For the upcoming financial period, CCB will be focusing on a few key areas. These include promoting a higher-quality digitalised operation and reinforcing internal risk control with higher standards.
On the capital management front, the company issued RMB80 billion Tier 2 capital bonds in August 2021 and will issue another RMB80 billion of Tier 2 capital bonds by the end of March this year. CCB also proactively promoted the implementation of the new Basel III Accords on credit risk standards, along with enhancing its internal management capabilities.
Prospects-wise, CCB stands to gain from more reserve-ratio cuts from the central bank, which is likely. A lower reserve ratio enables the bank to deploy the capital to more profitable purposes, and hence will boost margins. Further, the impact of Evergrande crisis is mostly manageable by CCB, and the NPL ratio for the bank should continue to improve into 2022.
Chart 1 illustrates the company’s historical dividend yield over the past five years, which is steadily on the rise, and, at current levels, is very lucrative.

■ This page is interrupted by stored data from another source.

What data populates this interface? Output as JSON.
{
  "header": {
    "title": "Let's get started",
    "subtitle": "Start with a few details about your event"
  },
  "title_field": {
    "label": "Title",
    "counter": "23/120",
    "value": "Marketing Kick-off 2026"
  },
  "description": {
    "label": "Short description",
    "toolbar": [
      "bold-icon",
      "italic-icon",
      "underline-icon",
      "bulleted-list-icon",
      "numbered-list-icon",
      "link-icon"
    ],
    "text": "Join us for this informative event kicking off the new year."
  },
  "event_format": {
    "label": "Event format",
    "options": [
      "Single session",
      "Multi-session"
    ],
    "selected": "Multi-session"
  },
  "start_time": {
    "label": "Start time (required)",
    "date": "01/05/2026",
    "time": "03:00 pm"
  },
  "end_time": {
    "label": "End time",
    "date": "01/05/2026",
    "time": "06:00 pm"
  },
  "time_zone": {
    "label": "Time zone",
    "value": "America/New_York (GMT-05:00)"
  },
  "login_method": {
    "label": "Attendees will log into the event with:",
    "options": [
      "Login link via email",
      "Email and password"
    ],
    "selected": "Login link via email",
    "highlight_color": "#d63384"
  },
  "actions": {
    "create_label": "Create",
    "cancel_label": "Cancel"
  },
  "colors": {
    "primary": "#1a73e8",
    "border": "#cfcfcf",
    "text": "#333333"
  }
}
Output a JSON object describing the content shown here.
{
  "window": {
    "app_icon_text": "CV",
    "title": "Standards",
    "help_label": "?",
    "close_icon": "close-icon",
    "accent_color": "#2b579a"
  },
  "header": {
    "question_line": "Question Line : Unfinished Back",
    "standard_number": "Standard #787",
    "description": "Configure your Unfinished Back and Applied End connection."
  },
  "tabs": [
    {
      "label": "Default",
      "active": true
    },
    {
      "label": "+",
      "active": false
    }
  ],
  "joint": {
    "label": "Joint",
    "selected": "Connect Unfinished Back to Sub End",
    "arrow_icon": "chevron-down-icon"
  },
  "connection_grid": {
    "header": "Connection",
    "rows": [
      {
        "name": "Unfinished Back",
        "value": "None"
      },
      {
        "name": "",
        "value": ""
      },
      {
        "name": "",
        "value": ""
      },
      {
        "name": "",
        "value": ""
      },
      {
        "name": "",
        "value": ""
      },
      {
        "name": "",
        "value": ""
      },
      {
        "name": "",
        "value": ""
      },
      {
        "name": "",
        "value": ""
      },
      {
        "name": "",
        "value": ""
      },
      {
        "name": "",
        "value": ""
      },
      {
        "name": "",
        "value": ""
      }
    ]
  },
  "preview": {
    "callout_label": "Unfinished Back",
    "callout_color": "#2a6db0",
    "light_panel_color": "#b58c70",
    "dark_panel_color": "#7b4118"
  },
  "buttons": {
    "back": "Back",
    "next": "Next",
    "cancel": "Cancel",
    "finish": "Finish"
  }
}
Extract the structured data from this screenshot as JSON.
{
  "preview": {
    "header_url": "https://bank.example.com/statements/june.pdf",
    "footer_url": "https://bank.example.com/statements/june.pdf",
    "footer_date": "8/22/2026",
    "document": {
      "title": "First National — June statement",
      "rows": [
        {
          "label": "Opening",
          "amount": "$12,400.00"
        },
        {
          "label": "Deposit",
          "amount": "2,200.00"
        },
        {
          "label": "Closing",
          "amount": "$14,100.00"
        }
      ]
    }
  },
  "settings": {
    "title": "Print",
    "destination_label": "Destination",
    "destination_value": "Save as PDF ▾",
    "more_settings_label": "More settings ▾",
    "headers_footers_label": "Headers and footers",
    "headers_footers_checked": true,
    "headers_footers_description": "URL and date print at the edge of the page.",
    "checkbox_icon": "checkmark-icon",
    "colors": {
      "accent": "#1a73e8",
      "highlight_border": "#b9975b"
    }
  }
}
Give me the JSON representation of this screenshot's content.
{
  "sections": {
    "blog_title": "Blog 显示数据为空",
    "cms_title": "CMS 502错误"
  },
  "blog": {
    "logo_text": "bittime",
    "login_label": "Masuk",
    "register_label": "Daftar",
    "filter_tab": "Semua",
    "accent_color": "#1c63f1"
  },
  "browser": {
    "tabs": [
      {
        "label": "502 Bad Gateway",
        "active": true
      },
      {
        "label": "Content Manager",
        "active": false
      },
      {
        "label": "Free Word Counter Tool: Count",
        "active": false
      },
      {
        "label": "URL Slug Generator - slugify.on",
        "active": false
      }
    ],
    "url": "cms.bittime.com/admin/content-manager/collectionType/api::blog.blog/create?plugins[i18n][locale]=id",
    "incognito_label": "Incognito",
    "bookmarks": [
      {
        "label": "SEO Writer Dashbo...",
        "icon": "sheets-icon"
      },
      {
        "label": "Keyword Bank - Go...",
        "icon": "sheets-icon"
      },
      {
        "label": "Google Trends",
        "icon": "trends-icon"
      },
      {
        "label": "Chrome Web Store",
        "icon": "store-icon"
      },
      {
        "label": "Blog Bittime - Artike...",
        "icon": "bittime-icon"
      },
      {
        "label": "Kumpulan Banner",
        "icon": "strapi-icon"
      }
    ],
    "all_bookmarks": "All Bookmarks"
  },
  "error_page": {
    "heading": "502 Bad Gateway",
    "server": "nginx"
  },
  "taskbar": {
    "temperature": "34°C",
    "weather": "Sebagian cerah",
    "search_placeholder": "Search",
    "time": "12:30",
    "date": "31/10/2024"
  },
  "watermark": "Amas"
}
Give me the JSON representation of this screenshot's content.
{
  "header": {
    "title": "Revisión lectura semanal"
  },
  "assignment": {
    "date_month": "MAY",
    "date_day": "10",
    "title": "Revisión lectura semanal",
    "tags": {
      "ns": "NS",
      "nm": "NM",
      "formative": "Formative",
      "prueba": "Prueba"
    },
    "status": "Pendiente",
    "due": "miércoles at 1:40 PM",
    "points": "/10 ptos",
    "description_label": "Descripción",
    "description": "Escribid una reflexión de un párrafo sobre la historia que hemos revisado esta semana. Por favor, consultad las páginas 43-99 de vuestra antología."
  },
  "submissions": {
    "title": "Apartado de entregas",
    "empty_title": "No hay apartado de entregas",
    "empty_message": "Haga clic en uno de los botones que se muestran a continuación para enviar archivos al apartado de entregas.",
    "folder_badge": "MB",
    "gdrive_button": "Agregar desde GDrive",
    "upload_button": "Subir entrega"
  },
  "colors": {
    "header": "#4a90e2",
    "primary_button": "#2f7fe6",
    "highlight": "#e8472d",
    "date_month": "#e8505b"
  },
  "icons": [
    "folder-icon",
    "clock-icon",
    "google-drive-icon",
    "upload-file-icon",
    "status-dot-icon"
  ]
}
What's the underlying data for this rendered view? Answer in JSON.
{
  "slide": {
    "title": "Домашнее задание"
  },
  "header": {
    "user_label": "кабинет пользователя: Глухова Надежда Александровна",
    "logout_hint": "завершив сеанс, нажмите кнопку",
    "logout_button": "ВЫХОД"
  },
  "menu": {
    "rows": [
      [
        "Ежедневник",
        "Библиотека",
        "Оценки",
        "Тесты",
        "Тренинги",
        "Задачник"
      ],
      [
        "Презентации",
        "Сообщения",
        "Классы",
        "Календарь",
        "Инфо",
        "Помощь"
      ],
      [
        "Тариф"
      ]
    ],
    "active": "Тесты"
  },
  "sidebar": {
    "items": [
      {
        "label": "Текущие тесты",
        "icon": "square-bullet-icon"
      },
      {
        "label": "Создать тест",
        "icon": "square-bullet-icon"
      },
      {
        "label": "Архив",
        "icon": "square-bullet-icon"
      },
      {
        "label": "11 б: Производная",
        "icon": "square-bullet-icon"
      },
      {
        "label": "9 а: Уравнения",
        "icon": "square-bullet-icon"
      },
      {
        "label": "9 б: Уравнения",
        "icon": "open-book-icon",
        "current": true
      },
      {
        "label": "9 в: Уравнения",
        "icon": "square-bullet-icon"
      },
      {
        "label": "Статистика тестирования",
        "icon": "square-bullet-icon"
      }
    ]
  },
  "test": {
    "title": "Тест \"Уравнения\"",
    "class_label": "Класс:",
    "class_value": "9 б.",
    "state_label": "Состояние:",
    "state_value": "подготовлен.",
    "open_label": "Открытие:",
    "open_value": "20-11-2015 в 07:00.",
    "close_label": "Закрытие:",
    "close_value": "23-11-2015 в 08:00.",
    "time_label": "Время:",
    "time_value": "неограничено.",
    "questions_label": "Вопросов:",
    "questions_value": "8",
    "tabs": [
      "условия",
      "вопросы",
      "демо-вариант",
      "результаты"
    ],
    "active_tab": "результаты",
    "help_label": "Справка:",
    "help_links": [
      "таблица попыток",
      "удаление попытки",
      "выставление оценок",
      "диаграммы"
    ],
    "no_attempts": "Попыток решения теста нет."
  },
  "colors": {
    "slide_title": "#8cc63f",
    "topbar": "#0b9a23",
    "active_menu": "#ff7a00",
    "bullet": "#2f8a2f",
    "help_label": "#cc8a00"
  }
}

The bank has consistently paid dividends for over 10 years, and will very likely continue doing so, given its strong balance sheet. The dividend pay-out ratio for the past 10 years has averaged between 30% and 35%.
The company’s profitability is good, reflected by its strong and consistent double-digit ROE over the past decade. Relative valuation-wise, the bank trades at a 24% discount for its forward P/E compared to domestic peers, and a 61% discount compared to regional peers.
Sentiment-wise, there are 29 “buy” calls, two “hold” calls and no “sell” calls on the company from analysts. The average target price for the company is around 35% above its trading price of HK$5.96 ($1.03) as of Jan 28.
This is a great stock to hold for investors seeking dividend yields. As the share price declines, it is strategic to accumulate shares to capitalise on higher dividend yields. However, if the yield ceases to be attractive, it would be better to dispose of the shares.